Before you submit your solution, you should check that it loads correctly for testing by using something like the following operations. For function questions, we provide five testcases for each question (E.g., for question 11, they are q11a to q11e). Testcases can be found from line228 in check.sql:

$ dropdb proj1    ... remove any existing DB
$ createdb proj1  ... create an empty database
$ psql proj1 -f /home/cs9311/web/23T2/proj/proj1/mymyunsw.dump     ... load the MyMyUNSW schema and data
$ psql proj1 -f /home/cs9311/web/23T2/proj/proj1/check.sql         ... load the checking code
$ psql proj1 -f proj1.sql ... load your solution
$ psql proj1
proj1=# select check_q1();  ... check your solution to question1
proj1=# select check_q6();  ... check your solution to question6
proj1=# select check_q12a();  ... check your solution to question12 testcase (a)
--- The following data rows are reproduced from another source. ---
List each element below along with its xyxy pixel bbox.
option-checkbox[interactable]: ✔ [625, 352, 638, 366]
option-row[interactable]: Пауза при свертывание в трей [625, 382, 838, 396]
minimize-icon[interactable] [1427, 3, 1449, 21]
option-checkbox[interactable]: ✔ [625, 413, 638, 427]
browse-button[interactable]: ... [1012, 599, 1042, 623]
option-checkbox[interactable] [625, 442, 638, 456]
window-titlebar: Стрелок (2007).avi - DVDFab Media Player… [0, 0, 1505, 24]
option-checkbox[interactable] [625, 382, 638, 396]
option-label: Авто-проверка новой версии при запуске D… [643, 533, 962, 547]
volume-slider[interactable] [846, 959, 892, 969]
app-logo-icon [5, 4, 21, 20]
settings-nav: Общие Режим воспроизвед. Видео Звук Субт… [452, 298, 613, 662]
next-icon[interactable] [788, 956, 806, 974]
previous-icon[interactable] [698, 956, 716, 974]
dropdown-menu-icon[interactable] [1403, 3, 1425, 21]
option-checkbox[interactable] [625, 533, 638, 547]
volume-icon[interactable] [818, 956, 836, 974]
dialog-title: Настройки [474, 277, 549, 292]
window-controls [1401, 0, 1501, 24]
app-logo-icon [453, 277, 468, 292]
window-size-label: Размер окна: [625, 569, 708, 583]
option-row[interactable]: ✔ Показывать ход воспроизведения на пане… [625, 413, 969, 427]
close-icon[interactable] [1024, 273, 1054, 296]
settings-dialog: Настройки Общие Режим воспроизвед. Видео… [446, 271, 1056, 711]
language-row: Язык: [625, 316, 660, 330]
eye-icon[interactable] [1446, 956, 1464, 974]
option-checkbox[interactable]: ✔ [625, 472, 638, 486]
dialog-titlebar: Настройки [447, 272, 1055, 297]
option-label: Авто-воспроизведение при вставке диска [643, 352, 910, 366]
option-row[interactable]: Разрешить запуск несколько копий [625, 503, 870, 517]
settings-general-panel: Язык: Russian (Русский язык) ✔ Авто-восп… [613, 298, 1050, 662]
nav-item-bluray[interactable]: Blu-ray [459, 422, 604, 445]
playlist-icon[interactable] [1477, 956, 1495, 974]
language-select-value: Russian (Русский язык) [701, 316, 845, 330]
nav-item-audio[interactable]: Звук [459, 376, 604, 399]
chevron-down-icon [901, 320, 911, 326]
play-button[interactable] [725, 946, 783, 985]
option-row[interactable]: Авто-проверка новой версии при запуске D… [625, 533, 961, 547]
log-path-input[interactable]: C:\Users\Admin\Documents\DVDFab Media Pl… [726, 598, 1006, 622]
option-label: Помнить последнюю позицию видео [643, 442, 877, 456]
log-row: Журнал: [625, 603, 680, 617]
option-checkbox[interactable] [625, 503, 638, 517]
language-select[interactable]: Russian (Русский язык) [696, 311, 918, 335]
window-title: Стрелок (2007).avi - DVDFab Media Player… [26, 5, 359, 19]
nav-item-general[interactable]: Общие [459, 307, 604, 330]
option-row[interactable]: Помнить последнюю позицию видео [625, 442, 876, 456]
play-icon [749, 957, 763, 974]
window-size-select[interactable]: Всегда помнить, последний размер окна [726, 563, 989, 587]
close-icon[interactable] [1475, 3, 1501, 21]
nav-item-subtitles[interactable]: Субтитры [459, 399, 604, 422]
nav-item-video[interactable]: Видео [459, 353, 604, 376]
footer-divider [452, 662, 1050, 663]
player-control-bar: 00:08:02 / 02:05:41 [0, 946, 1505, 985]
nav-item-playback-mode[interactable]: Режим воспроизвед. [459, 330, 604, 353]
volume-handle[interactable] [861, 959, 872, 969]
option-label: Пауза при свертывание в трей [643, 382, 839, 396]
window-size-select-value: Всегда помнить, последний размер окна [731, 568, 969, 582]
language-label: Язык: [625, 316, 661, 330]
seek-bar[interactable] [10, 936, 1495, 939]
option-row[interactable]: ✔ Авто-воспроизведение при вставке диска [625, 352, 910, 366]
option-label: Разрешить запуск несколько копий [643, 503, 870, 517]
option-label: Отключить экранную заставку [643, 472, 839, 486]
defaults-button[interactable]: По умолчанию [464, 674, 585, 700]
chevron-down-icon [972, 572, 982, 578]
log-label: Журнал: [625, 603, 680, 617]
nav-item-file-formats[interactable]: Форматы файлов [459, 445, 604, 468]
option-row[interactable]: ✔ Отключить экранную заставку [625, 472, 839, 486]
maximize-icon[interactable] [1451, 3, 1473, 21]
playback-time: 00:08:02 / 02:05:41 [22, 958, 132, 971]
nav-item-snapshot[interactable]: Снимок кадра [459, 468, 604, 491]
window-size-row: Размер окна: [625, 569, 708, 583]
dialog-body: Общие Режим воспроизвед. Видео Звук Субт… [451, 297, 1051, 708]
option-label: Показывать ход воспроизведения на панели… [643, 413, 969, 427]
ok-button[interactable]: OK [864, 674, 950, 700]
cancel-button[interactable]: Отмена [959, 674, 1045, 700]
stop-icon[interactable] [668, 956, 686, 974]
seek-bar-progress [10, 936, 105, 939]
proj1=# select check\_all();  ... check all your solutions


  1. You must ensure that your proj1.sql file will load and runs correctly (i.e., it has no syntax errors, and it contains all your view definitions in the correct order).
    • a. If your database contains any views that are not available in a file somewhere, you should put them into a file before you drop the database.
    • b. If we need to manually fix problems with your proj1.sql file in order to test it (e.g., change the order of some definitions), you will be fined via half of the mark penalty for each problem.
    • c. If your code loads with errors, fix it and repeat the above until it does not.
  2. In addition, write queries that are reasonably efficient.
    • a. For each question, you must output result within 120 seconds on Nw-syd-vxdb server. This time restriction applies to the execution of the ‘select * from check_Qn()’ calls.
    • b. For each question, you will be fined via half of the mark penalty if your solution cannot output results within 120 seconds.